Duren Virginie, wife of Berard Durem, 29 years of age, inhabitant of Jarny in the Department of Meurthe et Moselle, a refugee at Levallois-Perret:
I swear to tell the truth and nothing but the truth.
On the 25th of August, 1914, the sixty-sixth and sixty-eighth Bavarian regiments were quartered together at Jarny. I was ordered to bring water for the soldiers, so went in search of a large number of water pails. At three o'clock in the afternoon an officer, who met me, told me I had carried enough water and ordered me to go back to my house. As the Germans were firing on our house with mitrailleuses, I took refuge in the cellar with my two sons, Jean, aged six, and Maurice, aged two, and also my daughter Jeanne, nine years of age. The Aufiero family was also there. Soon petrol was poured over the house; it got into the cellar through the air-hole, and we were surrounded by flames. I saved myself, carrying my two little boys in my arms, while my daughter and little Beatrice Aufiero ran along holding on to my skirt. As we were crossing the Rougeval brook, which runs near my house, the Bavarians fired on us. My little Jean, whom I was carrying, was struck by three bullets, one in the right thigh, one in the ankle, and one in the chest. The thigh was almost shot away, and from the place where the bullet through his chest came out the lung projected. The poor child said, "Oh, Mother, I have a pain," and in a moment he was dead. At the same time little Beatrice had her arm broken so badly that it was attached to her shoulder only by a piece of flesh, and Angele Aufiero, a boy of nine years, who followed a short distance behind us, was wounded in the calf of the leg. Little Beatrice suffered cruelly and wept bitterly, but she did not fall down, continuing to go along with me.

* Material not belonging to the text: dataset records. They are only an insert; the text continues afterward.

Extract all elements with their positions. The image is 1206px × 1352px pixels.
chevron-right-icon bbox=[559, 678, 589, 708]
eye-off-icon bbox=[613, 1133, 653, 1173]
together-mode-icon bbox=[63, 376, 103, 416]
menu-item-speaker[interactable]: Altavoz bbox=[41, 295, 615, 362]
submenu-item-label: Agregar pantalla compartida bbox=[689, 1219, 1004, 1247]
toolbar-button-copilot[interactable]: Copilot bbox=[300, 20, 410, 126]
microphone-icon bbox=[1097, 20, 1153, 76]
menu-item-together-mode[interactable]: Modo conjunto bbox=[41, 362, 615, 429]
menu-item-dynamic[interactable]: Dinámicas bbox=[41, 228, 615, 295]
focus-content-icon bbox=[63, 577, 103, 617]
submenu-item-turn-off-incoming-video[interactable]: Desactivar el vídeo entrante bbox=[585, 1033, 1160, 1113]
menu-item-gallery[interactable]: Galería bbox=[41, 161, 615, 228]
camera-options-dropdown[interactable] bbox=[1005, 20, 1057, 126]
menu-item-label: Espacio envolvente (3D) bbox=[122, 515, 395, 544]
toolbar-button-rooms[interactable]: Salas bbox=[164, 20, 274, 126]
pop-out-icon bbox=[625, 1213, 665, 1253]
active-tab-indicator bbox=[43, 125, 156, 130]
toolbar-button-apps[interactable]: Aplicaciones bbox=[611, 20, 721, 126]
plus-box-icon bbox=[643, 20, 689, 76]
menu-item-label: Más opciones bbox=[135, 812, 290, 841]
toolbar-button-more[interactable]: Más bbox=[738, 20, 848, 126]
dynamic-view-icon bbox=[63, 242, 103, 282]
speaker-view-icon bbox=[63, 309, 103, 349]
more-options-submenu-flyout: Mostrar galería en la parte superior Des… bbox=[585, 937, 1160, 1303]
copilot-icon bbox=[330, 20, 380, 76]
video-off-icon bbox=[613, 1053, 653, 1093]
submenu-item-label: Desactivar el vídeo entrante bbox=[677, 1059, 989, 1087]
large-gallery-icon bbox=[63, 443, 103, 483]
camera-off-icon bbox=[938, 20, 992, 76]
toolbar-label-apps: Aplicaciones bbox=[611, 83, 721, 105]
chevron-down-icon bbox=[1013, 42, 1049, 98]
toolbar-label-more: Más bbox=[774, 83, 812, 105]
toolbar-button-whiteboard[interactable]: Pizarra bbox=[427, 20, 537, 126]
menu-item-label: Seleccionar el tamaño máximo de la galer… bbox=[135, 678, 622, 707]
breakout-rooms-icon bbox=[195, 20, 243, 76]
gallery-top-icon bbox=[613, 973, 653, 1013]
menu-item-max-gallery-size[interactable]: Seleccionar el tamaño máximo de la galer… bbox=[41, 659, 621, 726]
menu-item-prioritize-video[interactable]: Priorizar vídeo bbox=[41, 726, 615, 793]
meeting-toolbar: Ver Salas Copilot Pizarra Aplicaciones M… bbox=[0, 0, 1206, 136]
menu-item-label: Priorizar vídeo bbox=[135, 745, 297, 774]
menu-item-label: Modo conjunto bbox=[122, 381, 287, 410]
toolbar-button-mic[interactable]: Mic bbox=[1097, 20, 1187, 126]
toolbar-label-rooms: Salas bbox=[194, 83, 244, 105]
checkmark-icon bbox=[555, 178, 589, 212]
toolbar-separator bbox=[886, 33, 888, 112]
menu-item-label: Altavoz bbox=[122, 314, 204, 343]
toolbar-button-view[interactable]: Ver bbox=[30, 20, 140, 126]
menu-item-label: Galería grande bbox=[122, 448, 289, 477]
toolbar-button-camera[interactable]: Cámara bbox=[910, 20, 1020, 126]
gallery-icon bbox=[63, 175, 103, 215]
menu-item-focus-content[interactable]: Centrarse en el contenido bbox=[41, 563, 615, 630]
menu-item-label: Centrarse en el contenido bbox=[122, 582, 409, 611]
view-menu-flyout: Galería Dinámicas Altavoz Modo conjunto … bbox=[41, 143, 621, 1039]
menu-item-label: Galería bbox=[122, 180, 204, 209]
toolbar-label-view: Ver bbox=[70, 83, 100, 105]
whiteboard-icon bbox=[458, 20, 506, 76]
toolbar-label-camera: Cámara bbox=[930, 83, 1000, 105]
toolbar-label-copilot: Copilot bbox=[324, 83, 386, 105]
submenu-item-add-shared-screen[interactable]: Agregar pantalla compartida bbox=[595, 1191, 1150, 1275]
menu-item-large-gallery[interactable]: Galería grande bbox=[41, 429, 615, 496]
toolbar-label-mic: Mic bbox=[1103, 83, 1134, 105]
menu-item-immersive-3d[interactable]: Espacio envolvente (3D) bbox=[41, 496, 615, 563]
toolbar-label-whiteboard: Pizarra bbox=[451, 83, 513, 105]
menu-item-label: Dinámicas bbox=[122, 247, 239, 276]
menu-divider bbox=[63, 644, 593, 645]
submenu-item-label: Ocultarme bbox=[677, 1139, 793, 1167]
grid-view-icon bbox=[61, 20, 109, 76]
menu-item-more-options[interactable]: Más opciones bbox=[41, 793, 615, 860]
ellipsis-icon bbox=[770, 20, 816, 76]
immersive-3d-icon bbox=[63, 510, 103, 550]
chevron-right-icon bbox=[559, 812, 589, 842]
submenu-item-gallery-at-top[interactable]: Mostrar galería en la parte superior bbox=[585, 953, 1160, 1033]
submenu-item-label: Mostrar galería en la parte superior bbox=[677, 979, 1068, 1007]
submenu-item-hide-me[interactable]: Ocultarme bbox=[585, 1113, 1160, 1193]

While these things were taking place, the Perignon family, which lived next door to us, was massacred.
When they were no longer shooting at us, I tried to wash my baby, who was covered with blood, in the brook; but a soldier prevented me, shouting, "Get away from there."
Finally we got to the road. Meanwhile they were driving M. Aufiero out of the cellar. The Germans, who spoke French after a fashion, said to his wife, "Come see your husband get shot." The poor man, on his knees, asked for mercy, and as his wife shrieked "My poor Côme," the soldiers said to her, "Shut your mouth." His execution took place very near us.
The Bavarians sent me, my children, Mme. Aufiero and her daughter to a meadow near the Pont-de-l'Etang. A general ordered that we be shot, but I threw myself at his feet, begging him to be merciful. He consented. At this moment an officer, wearing a great gray cloak with a red collar, said, as he pointed to the dead body of my child, "There is one who will not grow up to fight our men."
The next day, in my flight to Barrière Zeller, an officer came up and told me that the body of my dead child smelled badly and that I must get rid of it. Since I could find no one to make a coffin, I found in the canteen two rabbit hutches. I fastened one of these to the other, and there I laid the little body. It was buried in my garden by two soldiers, and I had to dig the grave myself.